Bagi yang menyalahgunakan hukum juga harus ada sanksi yang tegas, jika tidak maka tidak akan memberikan efek jera, imbuhnya.
Ibu Chauhan setuju bahwa perempuan yang melanggar hukum harus dihukum, namun berpendapat bahwa hukum apa pun bisa disalahgunakan. Kasus Bengaluru sedang diproses di pengadilan dan jika terbukti kasus palsu, dia harus dihukum, katanya.
“Tetapi saya tidak mendukung hal ini menjadi netral gender.
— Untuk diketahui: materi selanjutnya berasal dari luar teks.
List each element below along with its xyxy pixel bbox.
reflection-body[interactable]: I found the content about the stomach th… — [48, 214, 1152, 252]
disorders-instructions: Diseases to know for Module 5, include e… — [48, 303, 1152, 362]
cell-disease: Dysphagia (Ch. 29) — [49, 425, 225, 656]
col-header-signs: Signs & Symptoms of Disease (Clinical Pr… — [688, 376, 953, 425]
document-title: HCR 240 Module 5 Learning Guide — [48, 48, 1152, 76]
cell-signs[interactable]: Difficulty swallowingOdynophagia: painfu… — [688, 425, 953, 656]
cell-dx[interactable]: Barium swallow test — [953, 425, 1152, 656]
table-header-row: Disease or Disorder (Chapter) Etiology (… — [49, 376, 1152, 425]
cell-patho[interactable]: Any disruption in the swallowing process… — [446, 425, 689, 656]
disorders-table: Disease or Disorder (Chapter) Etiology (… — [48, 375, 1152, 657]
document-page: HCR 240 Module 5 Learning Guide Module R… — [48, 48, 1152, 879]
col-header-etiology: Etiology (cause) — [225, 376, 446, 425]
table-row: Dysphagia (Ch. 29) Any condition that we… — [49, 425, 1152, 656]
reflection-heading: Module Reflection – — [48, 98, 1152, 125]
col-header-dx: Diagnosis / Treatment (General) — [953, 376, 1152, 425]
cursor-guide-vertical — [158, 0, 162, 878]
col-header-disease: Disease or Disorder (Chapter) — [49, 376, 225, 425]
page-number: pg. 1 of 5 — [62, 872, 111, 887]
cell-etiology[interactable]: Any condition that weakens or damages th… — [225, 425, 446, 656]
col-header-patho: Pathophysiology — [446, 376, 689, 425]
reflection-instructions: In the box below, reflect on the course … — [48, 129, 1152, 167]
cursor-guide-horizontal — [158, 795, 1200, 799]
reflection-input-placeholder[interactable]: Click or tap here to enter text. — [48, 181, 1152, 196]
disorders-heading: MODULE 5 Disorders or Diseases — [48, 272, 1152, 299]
Klaimnya bersifat regresif karena mengabaikan perlunya tindakan khusus yang mengakui bahwa perempuan secara tidak proporsional terkena dampak kekerasan.”
Mereka yang menerapkan Pasal 498A, katanya, “didorong oleh patriarki dan karena undang-undang tersebut diperuntukkan bagi perempuan, maka ada upaya yang dilakukan untuk merugikannya”.
“Hal ini terjadi setelah bertahun-tahun ketidakadilan patriarki di masyarakat. Dan patriarki ini tetap menjadi kenyataan generasi kita dan akan berlanjut hingga generasi mendatang.”
Meskipun ada undang-undang, katanya, permintaan mahar masih merajalela dan ribuan pengantin dibunuh karenanya.
Kebutuhan saat ini, tambahnya, adalah untuk “memperkuat hukum”.
“Jika tiga dari 10 kasus salah, maka tugas pengadilan adalah menghukum mereka. Namun perempuan masih banyak menderita di negara ini, jadi jangan minta undang-undang tersebut dicabut.”